Future explorations include: combining with drag-based editing (DragDiffusion) or text-guided control to generate richer conditional signals.

Complementarity with optical flow-based interpolation (FILM): FILM performs better in small-motion scenarios (lower LPIPS) but suffers from severe artifacts in large-motion scenarios, whereas FCVG exhibits greater stability in large-motion scenarios.
Relationship with GI / TRF / VIBIDSampler: Each of these is based on the Time Reversal strategy.

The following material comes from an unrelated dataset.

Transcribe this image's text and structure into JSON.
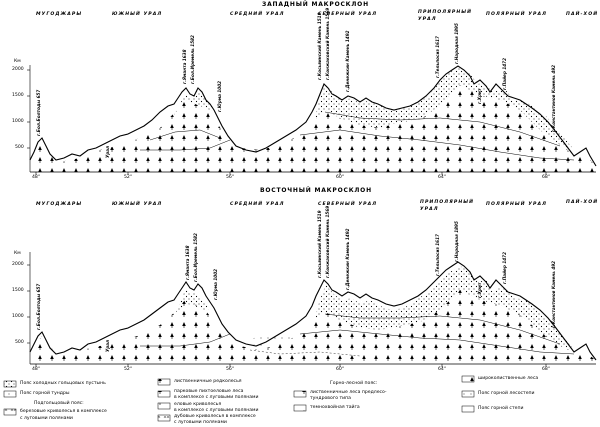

The core improvement of FCVG lies in introducing frame-wise conditions to align the bidirectional paths.
Insight: In addressing control problems within diffusion models, "providing explicit conditions for each generation unit" serves as a universally effective strategy.

Rating¶

Novelty: ⭐⭐⭐⭐ The concept of frame-wise conditions is simple yet cuts directly to the core of the problem, and line segment interpolation is a clever design.
Experimental Thoroughness: ⭐⭐⭐⭐ Comparisons across various scenarios, ablation studies, and generalization experiments are comprehensively covered, although a user study is lacking.
Writing Quality: ⭐⭐⭐⭐ The analysis of the problem is clear, and the method section is well-illustrated.
Value: ⭐⭐⭐⭐ A practical and effective solution is proposed to address the temporal consistency issue in generative video interpolation.